Private banking is becoming – or seems to be – the way forward for investments and financial transactions.
…Up to five private banks will be created in China this year as it looks to open up the financial sector and raise competition in the industry… Source BBC News
These new establishments will be similar to guides or experts for traditional Chinese banks. Probably something strongly necessary after the deep washout and the credit crunch which hit us all on a global scale.
After all, it is logical to be monitored professionally to make sure there is respect of a particular standard and consistency is important too.
However, the financial sector is always a sensitive subject – almost taboo.
Generally, people don’t like to reveal how much they earn or spend on certain items. But is wealth a bad thing?

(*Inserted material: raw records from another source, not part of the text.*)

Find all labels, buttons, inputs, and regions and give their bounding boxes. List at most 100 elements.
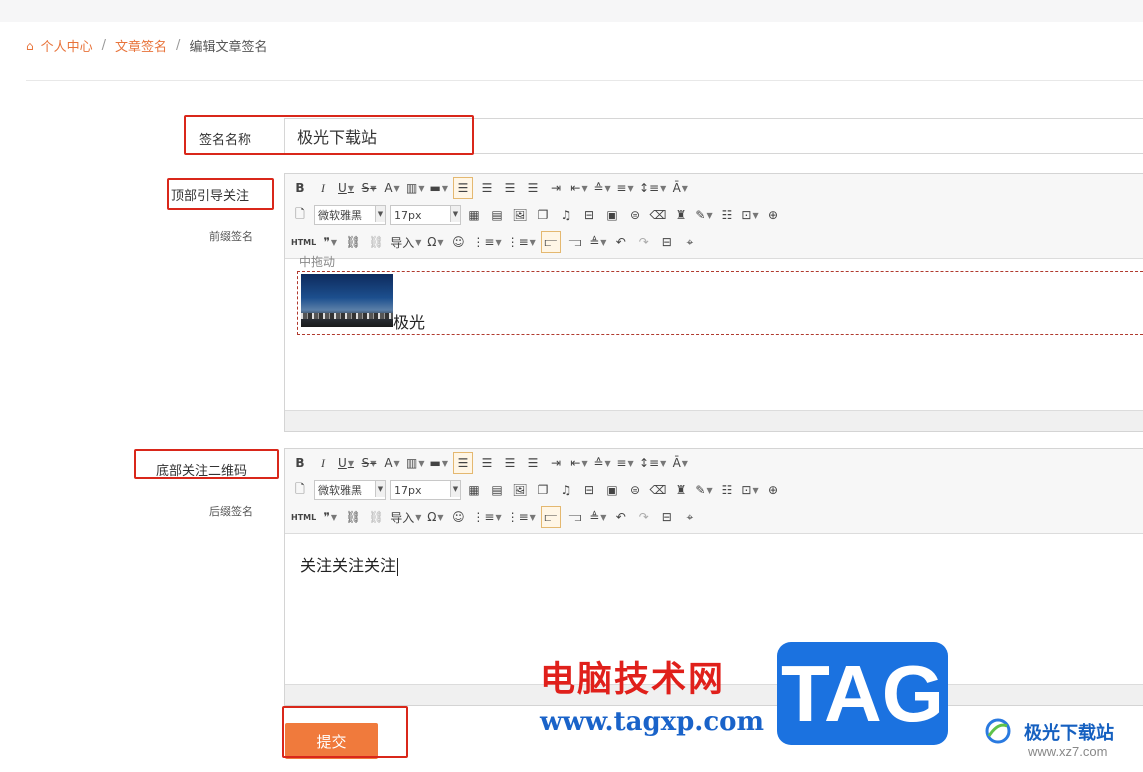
text-direction-icon[interactable]: ≜ ▼ [589, 507, 607, 527]
breadcrumb-section-link[interactable]: 文章签名 [115, 36, 167, 55]
aurora-image[interactable] [301, 274, 393, 327]
video-icon[interactable]: ▣ [603, 205, 621, 225]
music-icon[interactable]: ♫ [557, 205, 575, 225]
line-height-icon[interactable]: ↕≡ ▼ [639, 178, 666, 198]
page-break-icon[interactable]: ⊜ [626, 205, 644, 225]
list-icon[interactable]: ☷ [718, 480, 736, 500]
align-right-icon[interactable]: ☰ [501, 453, 519, 473]
unordered-list-icon[interactable]: ⋮≡ ▼ [507, 507, 536, 527]
redo-icon[interactable]: ↷ [635, 507, 653, 527]
indent-icon[interactable]: ⇥ [547, 178, 565, 198]
strikethrough-icon[interactable]: S ▼ [360, 178, 378, 198]
image-icon[interactable]: 🖼 [511, 480, 529, 500]
font-family-select[interactable]: 微软雅黑 ▼ [314, 480, 386, 500]
new-document-icon[interactable]: 🗋 [291, 480, 309, 500]
link-icon[interactable]: ⛓ [344, 232, 362, 252]
insert-table-icon[interactable]: ▤ [488, 480, 506, 500]
float-right-icon[interactable]: ⫎ [566, 232, 584, 252]
align-justify-icon[interactable]: ☰ [524, 453, 542, 473]
stamp-icon[interactable]: ♜ [672, 480, 690, 500]
emoticon-icon[interactable]: ☺ [449, 232, 467, 252]
unordered-list-icon[interactable]: ⋮≡ ▼ [507, 232, 536, 252]
redo-icon[interactable]: ↷ [635, 232, 653, 252]
font-family-select[interactable]: 微软雅黑 ▼ [314, 205, 386, 225]
font-size-select[interactable]: 17px ▼ [390, 480, 461, 500]
insert-table-icon[interactable]: ▤ [488, 205, 506, 225]
magic-wand-icon[interactable]: ✎ ▼ [695, 480, 713, 500]
signature-name-input[interactable] [284, 118, 1143, 154]
html-source-button[interactable]: HTML [291, 232, 316, 252]
font-color-icon[interactable]: A ▼ [383, 453, 401, 473]
special-char-icon[interactable]: Ω ▼ [426, 232, 444, 252]
map-icon[interactable]: ⌖ [681, 232, 699, 252]
float-left-icon[interactable]: ⫍ [540, 506, 561, 528]
outdent-icon[interactable]: ⇤ ▼ [570, 453, 588, 473]
font-color-icon[interactable]: A ▼ [383, 178, 401, 198]
eraser-icon[interactable]: ⌫ [649, 480, 667, 500]
italic-icon[interactable]: I [314, 178, 332, 198]
align-center-icon[interactable]: ☰ [478, 178, 496, 198]
attachment-icon[interactable]: ⊟ [580, 480, 598, 500]
bold-icon[interactable]: B [291, 453, 309, 473]
row-spacing-icon[interactable]: ≡ ▼ [616, 453, 634, 473]
search-replace-icon[interactable]: ⊕ [764, 205, 782, 225]
editor-content-area[interactable]: 中拖动 极光 [285, 255, 1143, 412]
italic-icon[interactable]: I [314, 453, 332, 473]
float-left-icon[interactable]: ⫍ [540, 231, 561, 253]
align-left-icon[interactable]: ☰ [453, 452, 473, 474]
unlink-icon[interactable]: ⛓ [367, 507, 385, 527]
indent-icon[interactable]: ⇥ [547, 453, 565, 473]
search-replace-icon[interactable]: ⊕ [764, 480, 782, 500]
align-left-icon[interactable]: ☰ [453, 177, 473, 199]
line-height-icon[interactable]: ↕≡ ▼ [639, 453, 666, 473]
background-color-icon[interactable]: ▥ ▼ [406, 178, 425, 198]
clear-format-icon[interactable]: Ā ▼ [671, 453, 689, 473]
table-icon[interactable]: ▦ [465, 205, 483, 225]
strikethrough-icon[interactable]: S ▼ [360, 453, 378, 473]
text-direction-icon[interactable]: ≜ ▼ [589, 232, 607, 252]
align-justify-icon[interactable]: ☰ [524, 178, 542, 198]
emoticon-icon[interactable]: ☺ [449, 507, 467, 527]
align-right-icon[interactable]: ☰ [501, 178, 519, 198]
multi-image-icon[interactable]: ❐ [534, 205, 552, 225]
bold-icon[interactable]: B [291, 178, 309, 198]
align-center-icon[interactable]: ☰ [478, 453, 496, 473]
table-icon[interactable]: ▦ [465, 480, 483, 500]
undo-icon[interactable]: ↶ [612, 232, 630, 252]
map-icon[interactable]: ⌖ [681, 507, 699, 527]
link-icon[interactable]: ⛓ [344, 507, 362, 527]
font-size-select[interactable]: 17px ▼ [390, 205, 461, 225]
undo-icon[interactable]: ↶ [612, 507, 630, 527]
image-icon[interactable]: 🖼 [511, 205, 529, 225]
attachment-icon[interactable]: ⊟ [580, 205, 598, 225]
clear-format-icon[interactable]: Ā ▼ [671, 178, 689, 198]
ordered-list-icon[interactable]: ⋮≡ ▼ [472, 507, 501, 527]
background-color-icon[interactable]: ▥ ▼ [406, 453, 425, 473]
paragraph-spacing-icon[interactable]: ≙ ▼ [593, 453, 611, 473]
row-spacing-icon[interactable]: ≡ ▼ [616, 178, 634, 198]
breadcrumb-home-link[interactable]: 个人中心 [41, 36, 93, 55]
import-button[interactable]: 导入 ▼ [390, 507, 421, 527]
outdent-icon[interactable]: ⇤ ▼ [570, 178, 588, 198]
template-icon[interactable]: ⊡ ▼ [741, 205, 759, 225]
template-icon[interactable]: ⊡ ▼ [741, 480, 759, 500]
paragraph-spacing-icon[interactable]: ≙ ▼ [593, 178, 611, 198]
new-document-icon[interactable]: 🗋 [291, 205, 309, 225]
underline-icon[interactable]: U ▼ [337, 178, 355, 198]
list-icon[interactable]: ☷ [718, 205, 736, 225]
page-break-icon[interactable]: ⊜ [626, 480, 644, 500]
multi-image-icon[interactable]: ❐ [534, 480, 552, 500]
home-icon[interactable]: ⌂ [26, 39, 34, 53]
submit-button[interactable]: 提交 [285, 723, 378, 759]
unlink-icon[interactable]: ⛓ [367, 232, 385, 252]
blockquote-icon[interactable]: ❞ ▼ [321, 507, 339, 527]
code-block-icon[interactable]: ▬ ▼ [430, 453, 449, 473]
float-right-icon[interactable]: ⫎ [566, 507, 584, 527]
html-source-button[interactable]: HTML [291, 507, 316, 527]
ordered-list-icon[interactable]: ⋮≡ ▼ [472, 232, 501, 252]
video-icon[interactable]: ▣ [603, 480, 621, 500]
magic-wand-icon[interactable]: ✎ ▼ [695, 205, 713, 225]
stamp-icon[interactable]: ♜ [672, 205, 690, 225]
underline-icon[interactable]: U ▼ [337, 453, 355, 473]
code-block-icon[interactable]: ▬ ▼ [430, 178, 449, 198]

Some individuals don’t think that talking money is right – or there should be a limit. Simply to avoid tension or alleviate a certain level of arrogancy.
But where would the World be without heavy investments in several industries?
Private investors are necessary for our economy, but the overall situation needs to be under control, especially when this is reported:
…Over the past few years lending by non-banking companies has grown rapidly in China…
Money has to be clean and almost traceable to avoid
dodgy illegal agreements between organisations. Whatever the activity, regulations will be welcome by a majority.
The banking regulator in China is after something drastic such as “policies to support banking reform“. In other words, a new financial product able to certify transactions such as deposit or withdrawal.
Real transparency for all, which could only ease deals between property consultants and investors. And why not implementing such idea worldwide in order to avoid another Lehman Brothers‘ saga?!
Investment banking can be healthy whatever the amount, as long as the source of the cash isn’t illegal or putting others in a dangerous position.